I was in some way using the contact to stay looped in. I KNEW I would never get restitution or understanding, but I still have moments where I want it.

I've been "about to" post about the first face to face I had with him in over a year (this spring). This time, in hindsight, it helped pull me OUT of my deep lows, though nothing had changed except me.

AnvilheadII 06-29-2014 01:00 PM

we have a saying here Quit going to the Hardware Store for Bread.

what you want you just can't get.....from HIM. now the good news is that leaves about 5,002 OTHER options! you came here, that's a good start. you do seem to have a pretty good sense of the big picture.....you're just stuck on some of the stuff in the hallway that you stub your toe on.

maybe start by putting down the phone.....wrapping up the texting barrage. you'd get better and more healing replies from a pine tree.

it's ok, we get it.

CodeJob 06-29-2014 01:20 PM

KI,

I just love SR bc someone is always on between the US, UK and AU. There is a lot of support here for you anytime.
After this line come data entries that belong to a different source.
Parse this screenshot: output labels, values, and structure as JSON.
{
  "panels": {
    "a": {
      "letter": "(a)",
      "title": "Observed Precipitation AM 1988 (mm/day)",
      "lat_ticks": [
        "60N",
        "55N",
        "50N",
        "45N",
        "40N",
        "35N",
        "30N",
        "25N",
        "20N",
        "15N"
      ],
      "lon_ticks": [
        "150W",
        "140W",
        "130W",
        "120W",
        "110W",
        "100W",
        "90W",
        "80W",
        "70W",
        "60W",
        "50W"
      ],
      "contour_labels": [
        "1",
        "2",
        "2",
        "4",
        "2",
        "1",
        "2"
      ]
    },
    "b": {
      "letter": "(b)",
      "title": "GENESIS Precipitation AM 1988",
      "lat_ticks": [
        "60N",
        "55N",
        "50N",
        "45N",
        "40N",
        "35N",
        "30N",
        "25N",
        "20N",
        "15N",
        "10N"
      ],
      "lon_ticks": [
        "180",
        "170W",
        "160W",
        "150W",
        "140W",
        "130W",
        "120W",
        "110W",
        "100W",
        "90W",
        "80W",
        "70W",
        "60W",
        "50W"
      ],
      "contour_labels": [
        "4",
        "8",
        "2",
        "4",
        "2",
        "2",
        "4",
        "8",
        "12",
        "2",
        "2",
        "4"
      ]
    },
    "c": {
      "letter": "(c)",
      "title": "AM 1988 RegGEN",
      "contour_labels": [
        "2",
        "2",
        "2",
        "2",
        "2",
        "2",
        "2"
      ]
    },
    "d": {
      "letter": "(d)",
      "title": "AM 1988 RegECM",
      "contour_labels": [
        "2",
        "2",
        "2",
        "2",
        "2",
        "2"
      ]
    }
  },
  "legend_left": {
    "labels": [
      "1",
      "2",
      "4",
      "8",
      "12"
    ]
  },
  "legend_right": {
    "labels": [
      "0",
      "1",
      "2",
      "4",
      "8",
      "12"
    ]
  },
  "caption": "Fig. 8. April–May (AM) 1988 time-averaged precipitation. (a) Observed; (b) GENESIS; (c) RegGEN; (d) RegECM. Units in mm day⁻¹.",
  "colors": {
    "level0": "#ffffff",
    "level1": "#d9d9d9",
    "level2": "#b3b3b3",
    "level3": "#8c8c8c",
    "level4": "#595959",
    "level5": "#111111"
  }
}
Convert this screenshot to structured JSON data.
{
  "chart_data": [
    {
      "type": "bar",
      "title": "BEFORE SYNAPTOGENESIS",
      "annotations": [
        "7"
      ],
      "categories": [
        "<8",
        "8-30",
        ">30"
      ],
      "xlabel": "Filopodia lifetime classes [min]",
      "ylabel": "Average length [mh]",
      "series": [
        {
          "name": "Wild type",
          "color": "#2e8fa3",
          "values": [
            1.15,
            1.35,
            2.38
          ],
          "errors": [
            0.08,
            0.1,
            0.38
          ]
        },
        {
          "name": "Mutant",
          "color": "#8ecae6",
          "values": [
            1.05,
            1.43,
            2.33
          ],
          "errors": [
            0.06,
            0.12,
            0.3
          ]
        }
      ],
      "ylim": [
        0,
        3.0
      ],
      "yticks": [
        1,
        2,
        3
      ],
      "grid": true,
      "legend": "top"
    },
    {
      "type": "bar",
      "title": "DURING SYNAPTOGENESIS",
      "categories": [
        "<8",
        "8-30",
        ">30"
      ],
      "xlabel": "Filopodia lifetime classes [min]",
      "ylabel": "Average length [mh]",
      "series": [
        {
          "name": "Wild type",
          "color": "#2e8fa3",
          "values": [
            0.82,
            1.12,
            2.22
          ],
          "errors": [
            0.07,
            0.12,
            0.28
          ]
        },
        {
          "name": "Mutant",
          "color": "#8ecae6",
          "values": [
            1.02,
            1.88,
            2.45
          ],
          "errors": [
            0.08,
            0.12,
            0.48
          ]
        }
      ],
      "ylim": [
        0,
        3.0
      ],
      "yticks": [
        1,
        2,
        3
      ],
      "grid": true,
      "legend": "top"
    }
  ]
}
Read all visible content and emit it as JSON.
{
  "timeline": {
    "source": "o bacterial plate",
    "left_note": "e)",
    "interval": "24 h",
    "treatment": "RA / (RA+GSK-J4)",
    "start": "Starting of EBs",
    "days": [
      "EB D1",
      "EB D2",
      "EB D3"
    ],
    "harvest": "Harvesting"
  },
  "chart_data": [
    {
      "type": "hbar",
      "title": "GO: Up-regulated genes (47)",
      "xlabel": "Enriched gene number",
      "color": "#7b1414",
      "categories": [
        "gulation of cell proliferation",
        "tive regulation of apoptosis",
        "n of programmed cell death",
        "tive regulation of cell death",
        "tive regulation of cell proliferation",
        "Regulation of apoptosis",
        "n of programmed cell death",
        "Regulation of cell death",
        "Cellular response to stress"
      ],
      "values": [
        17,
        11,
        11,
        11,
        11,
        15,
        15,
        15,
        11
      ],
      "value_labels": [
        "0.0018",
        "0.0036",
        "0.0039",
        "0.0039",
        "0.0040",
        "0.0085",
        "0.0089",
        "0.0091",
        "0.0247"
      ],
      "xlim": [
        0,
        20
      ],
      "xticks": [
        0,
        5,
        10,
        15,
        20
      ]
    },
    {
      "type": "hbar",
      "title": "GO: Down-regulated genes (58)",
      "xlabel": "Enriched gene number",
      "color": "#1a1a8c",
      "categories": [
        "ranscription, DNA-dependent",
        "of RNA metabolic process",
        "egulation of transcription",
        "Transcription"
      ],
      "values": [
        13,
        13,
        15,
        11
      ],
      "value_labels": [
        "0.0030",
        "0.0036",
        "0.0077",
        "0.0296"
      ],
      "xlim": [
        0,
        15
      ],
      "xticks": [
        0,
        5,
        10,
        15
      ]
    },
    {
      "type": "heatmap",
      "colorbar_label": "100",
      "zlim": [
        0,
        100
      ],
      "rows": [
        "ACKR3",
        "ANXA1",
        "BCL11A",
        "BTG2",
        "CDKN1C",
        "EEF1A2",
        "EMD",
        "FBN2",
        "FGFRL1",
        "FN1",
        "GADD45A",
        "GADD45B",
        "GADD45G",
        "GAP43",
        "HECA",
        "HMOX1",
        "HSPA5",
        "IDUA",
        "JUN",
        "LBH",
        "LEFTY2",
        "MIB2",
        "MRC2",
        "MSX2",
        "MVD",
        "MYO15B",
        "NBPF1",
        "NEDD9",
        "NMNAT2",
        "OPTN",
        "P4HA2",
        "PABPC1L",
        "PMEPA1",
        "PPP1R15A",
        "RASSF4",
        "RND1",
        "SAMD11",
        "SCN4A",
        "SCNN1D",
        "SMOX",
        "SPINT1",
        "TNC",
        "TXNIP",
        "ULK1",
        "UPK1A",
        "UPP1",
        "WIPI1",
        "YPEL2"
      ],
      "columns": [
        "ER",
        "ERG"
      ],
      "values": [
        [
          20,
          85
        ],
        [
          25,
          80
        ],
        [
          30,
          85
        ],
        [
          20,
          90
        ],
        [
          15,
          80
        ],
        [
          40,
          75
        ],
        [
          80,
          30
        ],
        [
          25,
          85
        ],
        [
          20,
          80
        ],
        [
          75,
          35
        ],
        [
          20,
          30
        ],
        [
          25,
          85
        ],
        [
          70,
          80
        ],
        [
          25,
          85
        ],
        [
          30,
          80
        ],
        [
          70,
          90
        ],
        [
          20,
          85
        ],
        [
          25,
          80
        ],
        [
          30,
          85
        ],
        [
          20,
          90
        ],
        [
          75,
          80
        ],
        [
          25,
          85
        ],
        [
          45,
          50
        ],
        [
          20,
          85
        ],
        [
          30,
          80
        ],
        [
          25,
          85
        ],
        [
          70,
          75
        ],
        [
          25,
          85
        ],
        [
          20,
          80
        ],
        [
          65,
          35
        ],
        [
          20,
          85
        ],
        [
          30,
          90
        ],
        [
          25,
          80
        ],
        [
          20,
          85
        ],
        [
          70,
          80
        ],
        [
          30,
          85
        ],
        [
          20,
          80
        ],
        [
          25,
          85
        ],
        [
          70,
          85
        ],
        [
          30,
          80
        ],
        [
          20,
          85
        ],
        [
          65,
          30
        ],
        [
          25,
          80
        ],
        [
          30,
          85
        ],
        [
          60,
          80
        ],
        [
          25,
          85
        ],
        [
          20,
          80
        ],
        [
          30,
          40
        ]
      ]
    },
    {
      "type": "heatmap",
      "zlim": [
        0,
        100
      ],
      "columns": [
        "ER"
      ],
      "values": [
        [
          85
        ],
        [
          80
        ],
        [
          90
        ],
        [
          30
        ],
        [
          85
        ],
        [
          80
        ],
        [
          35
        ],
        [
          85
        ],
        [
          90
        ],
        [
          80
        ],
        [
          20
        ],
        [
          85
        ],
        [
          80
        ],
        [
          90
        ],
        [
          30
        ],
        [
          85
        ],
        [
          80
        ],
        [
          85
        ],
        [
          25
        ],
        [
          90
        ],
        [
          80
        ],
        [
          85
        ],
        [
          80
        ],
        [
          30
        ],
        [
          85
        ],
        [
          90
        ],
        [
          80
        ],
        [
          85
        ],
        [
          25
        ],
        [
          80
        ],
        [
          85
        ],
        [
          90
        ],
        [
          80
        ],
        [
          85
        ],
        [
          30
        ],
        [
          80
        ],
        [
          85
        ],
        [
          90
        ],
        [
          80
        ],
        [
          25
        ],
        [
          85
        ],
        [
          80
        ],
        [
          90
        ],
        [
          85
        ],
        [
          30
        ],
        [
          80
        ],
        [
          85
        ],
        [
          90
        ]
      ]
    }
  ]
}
I think being angry and being able to express it is overall grand! I repress my anger. It sounds like many things are truly going right in your life. I am lonely too. My H just admitted to me this week he understands I am lonely. It doesn't solve anything, but at least even my spouse acknowledged it. I think time and patience does seem to allow for growth and reflection. Melody Beattie calls this time the in between. It is a frustrating time, but it leads to new avenues and opportunities. Usually you also realize you have grown and your attitude and perspectives have matured too.

E-hugs to you. Would taking a bath or going for a swim help you feel held by the universe? Be well today!

killerinstinct 06-30-2014 01:58 AM

Thank you for all who replied. I've had a huge revelation today... for so long I've been stuck, I've been stuck for 16months, trying to work out why I feel like I'm not making progress, why am
I still so depressed, so bitter and so angry ... I finally realised this afternoon
through a dialogue with the ex that I am still torn, confused, angry, upset, hurt over.. and extremely bitter because I can't seem to comprehend how he could move on so fast, how could he move so quickly, how could he start dating so quickly, start sleeping with women so quickly, how could he move in with a woman so quickly, how could he be so smooth and so confident to just throw me away and get on with the job... how could he move on so quickly... how??? How does someone do that if they loved you. How did he move in with a lady and her children so fast, where did she come from. While I was waiting for him to come
around with my baby and restore our family he was with someone else, while I was praying night and day he was with another... why was I a prisoner to this for so long, why was I in bondage while he was moving on? Why?? I feel like he just didn't know what real love was, he couldn't have, if you really love someone you can't move on that fast... I so so so angry and so hurt.